Thoughts from the front line by a social care key worker
Victoria, one of our Senior Support Workers at Fiennes House, reminds us that the feelings of social isolation created by lockdown are a lifetime experience for many people with learning disabilities.
Every day, since that day in March when we realised the real risk of the virus, we leave our homes and loved ones along empty streets and closed up businesses to go to work.
I go in, clean my hands and put my face mask on to greet the people who live here. Each day that this goes on, people are a little more anxious, a little more unsettled. Each morning, I answer their questions, can we go out today? Is Mum coming to see me today?
She might come and socially distance in the garden but only if we can source a face mask... We can Facetime Mum and Dad, or we can surf the net for travel shows, or learn a new cooking skill with Alexa?
When can we go out again? Why can’t we go out? But they know they could get sick. They also know the whole human race could get sick.
Each morning, they respond with a little less enthusiasm, a little less excitement about what the day holds for them. So, we take our temperatures and settle down for some in house fun, safe and sheltered.
We follow the rules and stay at home. Our regular routines are on hold. No shopping trips, or bus rides. No swimming or walking the beach. No meeting our friends or sharing loving moments with our families or partners.
Chelsea, whose understanding of the world is dependent on a regular pattern of bus trips to the shopping center and Adrian, whose mental health is kept well by attending sports fixtures, are finding the long sunny days particularly difficult.
When people start to feel closed in, we go out in the car for a drive. Even this simple pastime is different, early summer in the West Country is strangely quiet. An eerie emptiness has descended on an area usually coming alive with holiday makers at this time of year.
Later, we listen to the world service on Terry’s antique radiogram. Quietly absorbing the news from around the world. Despite my initial concerns that the news might cause people anxiety (my natural instinct is that it must be better to shield our people from bad things) it is always the first thing they ask to watch or listen to. But this is their home, their choice, not mine. The people I support are adults and deserve to have their opinions respected. Much as I might want to protect them, or put my desire for a calm environment first, they are not children.

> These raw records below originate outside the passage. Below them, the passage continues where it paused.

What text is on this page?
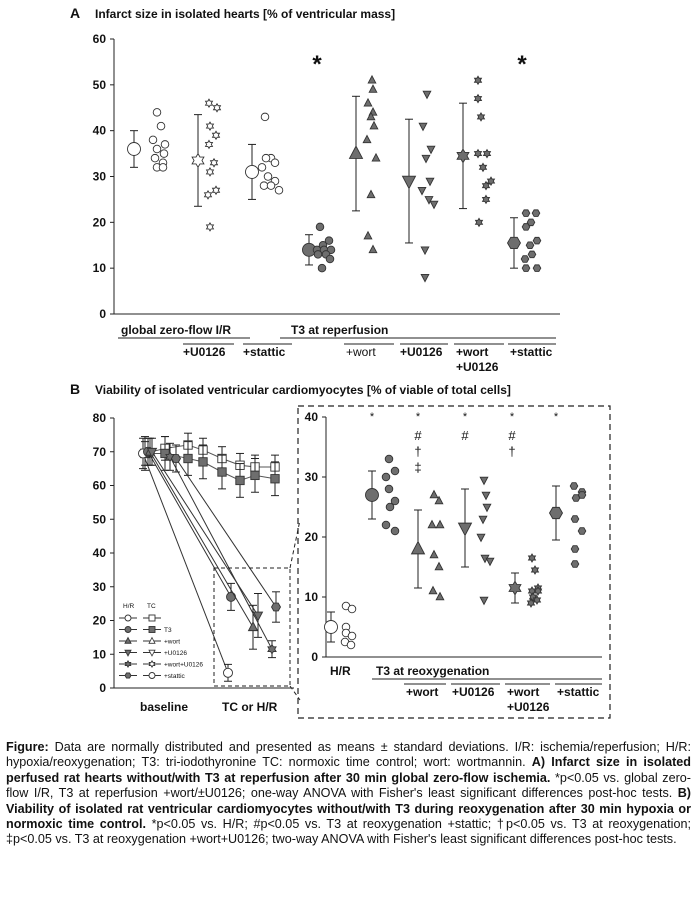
A Infarct size in isolated hearts [% of ventricular mass]
0
10
20
30
40
50
60
*	*
global zero-flow I/R	T3 at reperfusion
+U0126 +stattic	+wort +U0126 +wort
+U0126
+stattic
B Viability of isolated ventricular cardiomyocytes [% of viable of total cells]
0
10
20
30
40
50
60
70
80
H/R TC
T3
+wort
+U0126
+wort+U0126
+stattic
baseline	TC or H/R
0
10
20
30
40	*	*
#
†
‡
*
#
*
#
†
*
H/R T3 at reoxygenation
+wort +U0126 +wort
+U0126
+stattic
Figure: Data are normally distributed and presented as means ± standard deviations. I/R: ischemia/reperfusion; H/R: hypoxia/reoxygenation; T3: tri-iodothyronine TC: normoxic time control; wort: wortmannin. A) Infarct size in isolated perfused rat hearts without/with T3 at reperfusion after 30 min global zero-flow ischemia. *p<0.05 vs. global zero-flow I/R, T3 at reperfusion +wort/±U0126; one-way ANOVA with Fisher's least significant differences post-hoc tests. B) Viability of isolated rat ventricular cardiomyocytes without/with T3 during reoxygenation after 30 min hypoxia or normoxic time control. *p<0.05 vs. H/R; #p<0.05 vs. T3 at reoxygenation +stattic; †p<0.05 vs. T3 at reoxygenation; ‡p<0.05 vs. T3 at reoxygenation +wort+U0126; two-way ANOVA with Fisher's least significant differences post-hoc tests.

We are all in this together as equals.
As we hear the news of rising numbers of people being affected and dying of the virus, we try not to imagine what would be the consequences of an outbreak in this home. Many have already suppressed immunity or underlying serious conditions and we are acutely aware of policy around hospital admission and treatment for the people we support.
We wash our hands some more and reminisce on last year’s holidays. Then we watch the news again.
I am scared. Scared for the people we support and scared for my own children and older relatives. The people I support are not scared, the virus hasn’t disrupted their lives like it has mine. The people I support are tough and they are wise, growing from boys into men in secure hospitals or institutions. They have known ‘lockdown’ in ways we could never imagine and do not fear death as we do. They have lost freedoms, friendships and their individuality, along with so many other simple pleasures we take for granted.
Social isolation is not a new concept for many of the people we support, it was also never a choice they made. Many of the people we support, despite being some of the warmest, kindest and most intelligent individuals I have ever met, are quite used to strangers avoiding them, or crossing the road.
The terms of the lockdown we find ourselves under and the natural resistance to having restrictions on our lives are no different to how some people have spent most of their lives. We only have to look at social media to see how people, despite knowing the risks, are rebelling against having our liberties restricted, our habits judged and having to follow pre-imposed behaviours. Everyone is facing restricted freedom and pressures to act and behave in certain ways. Luckily for us, we are not prescribed antipsychotic medication for daring to show our defiance!
The people I support may be a little quieter or a little more anxious, but they are teaching me how to live in isolation.
For the first time, I have a true understanding of how the people we support have lived, and survived, in institutional settings.
At the end of my shift, I drive once more through deserted streets, with a quiet prayer that we make it through another night with no one getting sick and I make a promise – I will bear these new conditions with grace and dignity – the same grace and dignity the people we support have shown for so many years. I will never let myself forget that for Chelsea, Adrian, Terry and so many more, ‘social distancing’ was too often an unchosen reality of discrimination and, when the time comes to leave our homes, we will do so as equals.”
By Victoria Hoggart-Willis, SeeAbility
Vicky has worked in social care for over twenty years, with the last eight supporting adults with complex learning disabilities and behaviours at Fiennes House in Somerset. She is passionate about people with learning disabilities or autism having dignity, respect and acceptance as equals, regardless of their abilities.